That bar…

(I’m imagining here the bar Vida herself is imagining… I remember a bar packed on a Sunday night, people dancing well into the night because it was Sunday and they’d have to begin their workweek in just a few hours.  In Toronto where I had made my home people partied like this, packed bars, on Friday and Saturday night but on Sunday they were going to bed early, to prepare for their work week.  It was the opposite pattern here, Friday sometimes quiet, people resting up but Sunday letting loose… a kind of resistance in partying, resistance against this system of selling our lives, as laborers, by the hour.  I’m reminded of the work of  George Lakoff and Mark Johnson, Metaphors We Live By, how expressions of time as quantified, like a commodity, didn’t exist in English before industrialization when we started selling our labor by the hour.  Expressions like ‘time is money’ and ‘quit wasting my time’ make sense only if time is measured and commodified.)

            George Lakoff and Mark Johnson

 

That bar, the one at the end of her street, doesn’t even exist anymore, has been boarded up for two years.  This fury is idleness, and Vida would have to stay low now anyway for fear that the occupying forces will figure out how it was that she distinguished herself.  She might pick up the children and be back home before noon if the buses start running again; that is her adventure.  She will go back to Mrs. Williams’ house to pick up the children.

It’s going to get very hot today.  Already the humidity is rising after the rain, the air getting thick with a foggy haze across the hill.  Vida looks up to see it hugging the green ferns that grow near the top.  This is body rot hot weather, and Vida is a nurse after all.  She can well imagine what might be happening to a body in this heat.  A body does not cool quickly in death.  The blood does not circulate, but the organs continue to produce heat, so the body temperature actually rises.  It is the skin that changes first, the blood settling according to how the corpse is laid out, and the areas of skin where the blood does not pool changes to a dusky grey.  That is the look of death.  It tells the story, is unmistakable and the changes happen within hours; there is a death fever.  But Vida knows what she feels is only her own heat, and that this is the rising heat of the day, that she knows nothing, has no idea what is happening, of how they might dispose of Art’s body if there were a body.  She repeats this as a mantra to herself:  I just don’t know.

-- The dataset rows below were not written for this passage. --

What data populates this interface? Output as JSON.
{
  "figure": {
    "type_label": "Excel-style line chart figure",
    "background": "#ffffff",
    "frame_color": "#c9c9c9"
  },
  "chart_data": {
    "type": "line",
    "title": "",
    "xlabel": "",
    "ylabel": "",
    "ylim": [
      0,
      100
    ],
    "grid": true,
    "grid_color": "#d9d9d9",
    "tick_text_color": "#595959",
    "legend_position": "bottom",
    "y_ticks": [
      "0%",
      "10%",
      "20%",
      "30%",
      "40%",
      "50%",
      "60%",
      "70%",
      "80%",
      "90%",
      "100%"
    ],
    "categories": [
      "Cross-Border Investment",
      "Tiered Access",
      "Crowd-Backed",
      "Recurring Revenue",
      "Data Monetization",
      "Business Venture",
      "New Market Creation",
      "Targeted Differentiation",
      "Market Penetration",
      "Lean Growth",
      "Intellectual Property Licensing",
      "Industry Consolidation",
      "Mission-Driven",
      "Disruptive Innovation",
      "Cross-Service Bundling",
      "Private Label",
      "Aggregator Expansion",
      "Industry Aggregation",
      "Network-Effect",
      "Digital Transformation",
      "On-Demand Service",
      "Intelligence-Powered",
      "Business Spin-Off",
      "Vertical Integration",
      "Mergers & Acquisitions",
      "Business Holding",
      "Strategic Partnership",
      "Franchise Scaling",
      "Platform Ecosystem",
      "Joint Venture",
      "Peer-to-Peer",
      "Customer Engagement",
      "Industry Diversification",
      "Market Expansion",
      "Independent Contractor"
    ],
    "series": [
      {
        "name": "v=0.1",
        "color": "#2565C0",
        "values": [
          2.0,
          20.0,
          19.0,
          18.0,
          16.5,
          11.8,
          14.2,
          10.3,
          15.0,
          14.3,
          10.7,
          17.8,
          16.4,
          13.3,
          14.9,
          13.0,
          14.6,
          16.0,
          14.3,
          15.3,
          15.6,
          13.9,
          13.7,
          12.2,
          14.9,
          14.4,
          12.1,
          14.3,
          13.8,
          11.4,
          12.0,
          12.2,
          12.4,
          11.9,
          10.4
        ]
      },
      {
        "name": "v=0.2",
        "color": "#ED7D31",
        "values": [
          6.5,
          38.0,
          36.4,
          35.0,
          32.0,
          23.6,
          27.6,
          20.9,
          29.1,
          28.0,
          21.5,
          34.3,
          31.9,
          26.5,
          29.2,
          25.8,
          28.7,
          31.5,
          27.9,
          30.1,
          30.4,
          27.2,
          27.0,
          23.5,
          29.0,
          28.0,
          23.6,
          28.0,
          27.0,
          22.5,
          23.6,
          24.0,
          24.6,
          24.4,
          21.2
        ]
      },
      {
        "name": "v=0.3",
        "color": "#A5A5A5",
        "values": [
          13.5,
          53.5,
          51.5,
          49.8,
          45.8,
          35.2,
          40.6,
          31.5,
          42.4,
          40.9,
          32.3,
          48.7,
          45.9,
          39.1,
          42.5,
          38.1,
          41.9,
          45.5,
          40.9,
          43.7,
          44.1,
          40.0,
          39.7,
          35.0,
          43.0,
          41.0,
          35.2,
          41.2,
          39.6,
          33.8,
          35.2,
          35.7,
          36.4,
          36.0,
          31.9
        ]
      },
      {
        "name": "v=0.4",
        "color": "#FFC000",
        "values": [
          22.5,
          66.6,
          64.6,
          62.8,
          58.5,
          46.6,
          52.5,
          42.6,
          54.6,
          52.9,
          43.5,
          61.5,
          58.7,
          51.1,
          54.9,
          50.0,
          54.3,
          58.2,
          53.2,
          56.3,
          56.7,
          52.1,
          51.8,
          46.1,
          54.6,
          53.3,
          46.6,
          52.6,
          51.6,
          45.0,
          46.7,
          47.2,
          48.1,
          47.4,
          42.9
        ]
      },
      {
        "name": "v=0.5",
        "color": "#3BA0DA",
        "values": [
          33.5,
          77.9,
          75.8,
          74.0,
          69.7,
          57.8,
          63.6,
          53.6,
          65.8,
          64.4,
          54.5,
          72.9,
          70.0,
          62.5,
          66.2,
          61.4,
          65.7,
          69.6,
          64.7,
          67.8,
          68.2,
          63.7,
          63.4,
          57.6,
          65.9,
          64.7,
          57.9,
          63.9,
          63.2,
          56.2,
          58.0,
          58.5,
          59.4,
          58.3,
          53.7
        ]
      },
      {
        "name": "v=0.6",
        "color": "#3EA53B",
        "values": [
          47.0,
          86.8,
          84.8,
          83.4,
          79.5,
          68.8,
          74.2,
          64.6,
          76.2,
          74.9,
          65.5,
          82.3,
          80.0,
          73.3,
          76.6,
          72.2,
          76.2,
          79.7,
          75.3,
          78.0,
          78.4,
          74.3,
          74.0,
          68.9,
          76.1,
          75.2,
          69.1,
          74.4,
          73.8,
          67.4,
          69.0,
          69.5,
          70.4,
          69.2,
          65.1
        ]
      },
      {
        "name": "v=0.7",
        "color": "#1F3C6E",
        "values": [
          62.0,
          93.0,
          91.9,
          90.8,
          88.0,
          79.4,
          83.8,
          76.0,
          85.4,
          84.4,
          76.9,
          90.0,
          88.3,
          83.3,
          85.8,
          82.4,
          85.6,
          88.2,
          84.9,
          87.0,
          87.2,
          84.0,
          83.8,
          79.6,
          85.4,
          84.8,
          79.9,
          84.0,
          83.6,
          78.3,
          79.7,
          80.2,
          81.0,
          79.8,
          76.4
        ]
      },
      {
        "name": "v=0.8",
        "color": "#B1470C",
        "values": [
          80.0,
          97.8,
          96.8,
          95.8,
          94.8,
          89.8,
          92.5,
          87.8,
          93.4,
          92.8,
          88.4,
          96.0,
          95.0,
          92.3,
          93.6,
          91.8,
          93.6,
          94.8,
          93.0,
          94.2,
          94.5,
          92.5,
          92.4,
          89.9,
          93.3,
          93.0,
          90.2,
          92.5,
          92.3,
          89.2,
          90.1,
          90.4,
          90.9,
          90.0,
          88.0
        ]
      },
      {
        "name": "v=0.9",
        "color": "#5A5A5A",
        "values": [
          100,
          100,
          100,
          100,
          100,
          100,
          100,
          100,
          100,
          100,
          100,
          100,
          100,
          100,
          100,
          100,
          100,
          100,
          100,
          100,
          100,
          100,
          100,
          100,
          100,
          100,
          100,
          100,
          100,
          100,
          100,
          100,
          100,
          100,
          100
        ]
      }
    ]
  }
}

Even living bodies.  She must stop thinking about this, about the way that touch is dry and soft as silk and the way dry tenderness transforms to wet with passion in its rainy season.  All this is past and she must turn her attention away from what she desires in order to turn her attention to strategies.  The subject of bodies is not to be addressed, not now, not again, not soon.  She must consider strategies.